The as-prepared samples were characterized by X-ray diffraction (XRD), SQUID magnetometry, and transport measurements (see Supplementary Fig. 1). XRD was performed in Bragg-Brentano geometry on a diffractometer equipped with a Cu anode as X-ray source and a DECTRIS line detector. The diffraction patterns indicate a polycrystalline texture of the niobium film, with preferential orientation along the (110) plane. Transport measurements using a standard four-probe device55 revealed a sharp superconducting transition at ~7 K, slightly lower than in the bulk due to either the proximity of the Co layer56 or to the reduced dimensionality. Hysteresis loops obtained by SQUID magnetometry at room temperature showed a saturation magnetic moment of 0.96 ± 0.02 kG, consistent with the one obtained by PNR fitting of 0.99 ± 0.05 kG and corresponding to 67% of the bulk value of 1.5 kG.

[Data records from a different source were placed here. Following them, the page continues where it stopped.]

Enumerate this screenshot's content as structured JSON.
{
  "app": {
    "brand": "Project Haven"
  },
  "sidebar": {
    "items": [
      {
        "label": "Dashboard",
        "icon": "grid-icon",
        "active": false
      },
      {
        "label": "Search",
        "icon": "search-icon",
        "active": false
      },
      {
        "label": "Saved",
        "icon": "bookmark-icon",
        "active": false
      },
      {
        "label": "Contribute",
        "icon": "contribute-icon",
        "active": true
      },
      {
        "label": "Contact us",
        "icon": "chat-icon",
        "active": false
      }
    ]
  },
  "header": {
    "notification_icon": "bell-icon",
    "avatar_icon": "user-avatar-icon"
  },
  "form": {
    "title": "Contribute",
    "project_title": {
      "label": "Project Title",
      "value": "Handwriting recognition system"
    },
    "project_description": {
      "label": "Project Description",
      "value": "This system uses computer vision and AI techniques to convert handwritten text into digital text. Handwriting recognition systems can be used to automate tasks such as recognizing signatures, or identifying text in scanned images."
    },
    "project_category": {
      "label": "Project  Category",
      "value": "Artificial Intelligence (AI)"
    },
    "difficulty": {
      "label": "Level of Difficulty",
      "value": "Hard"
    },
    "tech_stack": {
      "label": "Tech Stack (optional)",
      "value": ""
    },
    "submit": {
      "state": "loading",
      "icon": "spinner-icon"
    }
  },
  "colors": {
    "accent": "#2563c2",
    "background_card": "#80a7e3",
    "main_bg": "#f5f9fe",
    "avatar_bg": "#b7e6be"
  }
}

X-ray reflectometry measurements (with photon wavelength 1.54  Å) were performed at the NREX reflectometer at room temperature (see Supplementary Fig. 2c). The X-ray data were fitted to a model based on the variable thickness and roughness of parameters, using the GenX software57. The same model was applied to the neutron reflectometry data discussed below, showing good agreement of the fitted parameters. All relevant parameters retrieved from the fitting of our reflectometric data on pristine and hydrogenated samples are reported in Supplementary Fig. 3.

Neutron reflectometry

The polarized neutron reflectometry measurements were conducted at the angle-dispersive NREX reflectometer at the research reactor FRM-II in Garching, Germany58, with neutrons of wavelength 4.28 Å. Preliminary measurements were carried out at the V6 reflectometer at the BER-II reactor in Berlin, Germany59,60, with neutron wavelength 4.66 Å. In both cases, the incoming neutrons were polarized before the sample, and transmitted through spin flippers before and after the sample. A polarization analyzer was used to discriminate between spin-flip (SF) and non-spin-flip (NSF) scattering events at the sampe. The analyzer transmits the NSF and reflects the SF neutrons into two different channels of the detector (see Supplementary Fig. 1e). All samples were magnetized prior to the neutron experiments with an in-plane magnetic field sufficient to saturate the Co magnetic moment (1.7 kOe at V6 and 4.5 kOe at NREX), and subsequently mounted in a sealed chamber. The pressure inside the chamber could be tuned by needle valves connected to an Ar(98%)/H2(2%) mixture bottle and turbomolecular pumps. A constant gas pressure of 8 mbar was used, corresponding to 0.16 mbar of pure H2 gas. During the experiments, a magnetic guide field of around 5 and 30 Oe was applied along sample edge at NREX and V6, respectively. The guiding field was chosen to be strong enough to mantain the neutron polarization, and low enough to allow the magnetization to lay on the easy axis direction, along the diagonal of the sample. Following ref. 36, this ensures a constant noncollinear magnetization (the angle between applied field and magnetization α was ~50°) throughout our measurements. Every sample was subjected to H-loading over one single cycle, to ensure the same initial state for every experiment.